Liao Bingxiong incorporated an interesting mix of the newer incarnations of Toba-e like styles and the traditional imagery of the original Chōjū-jinbutsu-giga scrolls. In his series titled “The Cat Kingdom” he used anthropomorphized versions of animals playing the roles of humans in his dark and deeply political multi-panel comics. Bingxiong used his comics as political cartoons to point out corruption and other such flaws in the government. Political cartoons were outlawed in China, so he could not publish his works and needed to exhibit them as works of art in a gallery so people could see them. He used the animal figures to create a sense of chaos and upheaval somewhat similar to the joyful frolicking in Chōjū-jinbutsu-giga’s sense of animal vitality. Ultimately Bingxiong was forced to stop creating art for over 20 years during the cultural revolution, despite his attempt at going through loopholes.
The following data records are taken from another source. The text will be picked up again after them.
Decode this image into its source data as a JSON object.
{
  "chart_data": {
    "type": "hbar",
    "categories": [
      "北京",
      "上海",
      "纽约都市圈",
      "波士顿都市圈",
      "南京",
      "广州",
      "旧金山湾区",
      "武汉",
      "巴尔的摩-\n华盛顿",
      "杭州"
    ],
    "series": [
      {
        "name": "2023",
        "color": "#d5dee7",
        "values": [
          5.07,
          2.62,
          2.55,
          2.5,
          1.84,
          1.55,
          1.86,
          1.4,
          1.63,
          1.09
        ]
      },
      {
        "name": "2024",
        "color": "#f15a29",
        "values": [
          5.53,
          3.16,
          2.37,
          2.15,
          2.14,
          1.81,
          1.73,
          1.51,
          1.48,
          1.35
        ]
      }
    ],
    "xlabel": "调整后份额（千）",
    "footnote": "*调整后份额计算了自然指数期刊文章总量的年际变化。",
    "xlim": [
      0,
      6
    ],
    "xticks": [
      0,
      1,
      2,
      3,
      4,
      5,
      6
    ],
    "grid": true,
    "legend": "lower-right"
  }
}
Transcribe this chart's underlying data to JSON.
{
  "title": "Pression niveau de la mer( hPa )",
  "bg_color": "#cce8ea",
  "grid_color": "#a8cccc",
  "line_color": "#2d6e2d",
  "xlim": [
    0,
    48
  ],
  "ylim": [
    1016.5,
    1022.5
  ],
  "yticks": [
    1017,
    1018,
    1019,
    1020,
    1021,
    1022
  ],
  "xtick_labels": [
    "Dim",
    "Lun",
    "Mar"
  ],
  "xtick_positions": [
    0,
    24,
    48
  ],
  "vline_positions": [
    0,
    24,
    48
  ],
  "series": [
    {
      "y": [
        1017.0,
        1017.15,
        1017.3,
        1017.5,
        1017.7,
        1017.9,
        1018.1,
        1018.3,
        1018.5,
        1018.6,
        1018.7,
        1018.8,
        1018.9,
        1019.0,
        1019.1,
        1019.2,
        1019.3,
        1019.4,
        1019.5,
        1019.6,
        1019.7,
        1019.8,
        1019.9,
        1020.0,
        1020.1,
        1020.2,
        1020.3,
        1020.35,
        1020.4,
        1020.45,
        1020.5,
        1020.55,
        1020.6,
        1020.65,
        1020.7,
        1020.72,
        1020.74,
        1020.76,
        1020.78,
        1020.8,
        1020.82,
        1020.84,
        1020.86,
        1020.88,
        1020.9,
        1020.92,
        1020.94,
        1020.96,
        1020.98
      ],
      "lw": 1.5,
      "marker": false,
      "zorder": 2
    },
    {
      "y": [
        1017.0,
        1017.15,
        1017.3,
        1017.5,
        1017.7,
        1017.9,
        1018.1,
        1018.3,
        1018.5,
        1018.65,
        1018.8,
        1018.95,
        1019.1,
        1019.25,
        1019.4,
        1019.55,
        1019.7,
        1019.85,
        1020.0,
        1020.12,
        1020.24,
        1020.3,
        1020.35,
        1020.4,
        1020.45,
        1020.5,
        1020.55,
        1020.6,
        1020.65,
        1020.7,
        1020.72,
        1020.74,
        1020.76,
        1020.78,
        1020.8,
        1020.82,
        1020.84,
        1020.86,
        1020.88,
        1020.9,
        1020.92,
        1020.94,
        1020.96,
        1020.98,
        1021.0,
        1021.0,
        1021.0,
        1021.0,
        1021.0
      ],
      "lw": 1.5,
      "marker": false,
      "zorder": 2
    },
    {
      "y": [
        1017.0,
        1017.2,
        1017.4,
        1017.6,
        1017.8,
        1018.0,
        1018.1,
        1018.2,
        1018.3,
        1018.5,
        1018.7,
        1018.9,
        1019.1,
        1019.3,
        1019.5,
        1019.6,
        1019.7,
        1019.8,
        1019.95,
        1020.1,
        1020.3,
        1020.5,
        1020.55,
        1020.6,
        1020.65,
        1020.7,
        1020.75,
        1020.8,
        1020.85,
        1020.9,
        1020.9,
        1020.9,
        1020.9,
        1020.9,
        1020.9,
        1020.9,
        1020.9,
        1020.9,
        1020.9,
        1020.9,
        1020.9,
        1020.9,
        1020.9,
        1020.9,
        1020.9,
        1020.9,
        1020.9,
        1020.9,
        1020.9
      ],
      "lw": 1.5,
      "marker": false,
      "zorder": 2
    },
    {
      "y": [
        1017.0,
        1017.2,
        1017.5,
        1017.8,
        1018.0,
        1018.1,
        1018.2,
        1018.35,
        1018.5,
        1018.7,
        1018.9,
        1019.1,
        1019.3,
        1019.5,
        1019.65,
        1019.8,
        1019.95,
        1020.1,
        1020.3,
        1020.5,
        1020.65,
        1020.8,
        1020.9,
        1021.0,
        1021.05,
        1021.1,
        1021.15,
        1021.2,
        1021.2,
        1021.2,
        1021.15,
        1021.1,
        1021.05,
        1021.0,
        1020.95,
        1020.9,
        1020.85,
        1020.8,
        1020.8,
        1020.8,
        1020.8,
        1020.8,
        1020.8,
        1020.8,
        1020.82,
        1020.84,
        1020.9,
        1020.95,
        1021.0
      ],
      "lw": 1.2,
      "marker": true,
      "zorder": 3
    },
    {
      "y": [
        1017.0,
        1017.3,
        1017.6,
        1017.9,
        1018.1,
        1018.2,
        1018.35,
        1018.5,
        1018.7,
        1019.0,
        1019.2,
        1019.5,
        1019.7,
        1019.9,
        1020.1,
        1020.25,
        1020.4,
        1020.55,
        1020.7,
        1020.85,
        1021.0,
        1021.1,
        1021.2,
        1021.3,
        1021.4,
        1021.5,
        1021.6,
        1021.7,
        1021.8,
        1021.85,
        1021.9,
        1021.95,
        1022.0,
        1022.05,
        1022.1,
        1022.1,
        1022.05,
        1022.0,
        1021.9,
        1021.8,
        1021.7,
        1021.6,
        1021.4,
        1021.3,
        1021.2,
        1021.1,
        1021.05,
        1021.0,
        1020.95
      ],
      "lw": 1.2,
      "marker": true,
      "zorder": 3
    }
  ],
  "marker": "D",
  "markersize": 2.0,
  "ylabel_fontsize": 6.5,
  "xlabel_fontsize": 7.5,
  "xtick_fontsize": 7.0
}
== Effect on modern manga ==

The style of Toba-e has gone through many incarnations on its way to influencing modern manga, but still many of the key original elements remain present. From the Chōjū-jinbutsu-giga, the use of anthropomorphized animals and creatures is still ever present. It is not a hard and fast rule, but a sense of communication and mutual understanding with animals or creatures seems commonplace. Anthropomorphizing is also extremely commonplace in American animation as a possible extension. This also plays into a Toba-e sense of whimsy and lightness. Modern anime and manga can be very dark, but the Superflat ideal of kawaii, or cute, plays right into a sort of scene like the frolicking animals. The whimsical world of toba-e has been taken to an extreme, almost unrelatable, level in modern manga. A sense of, and focus on, motion has remained as well. Toba-e captured some dramatic images of animals in motion and exerting force, and the same drive for dynamism can be seen in some modern manga, such as the dramatic depictions of travel through Neo-Tokyo in Akira.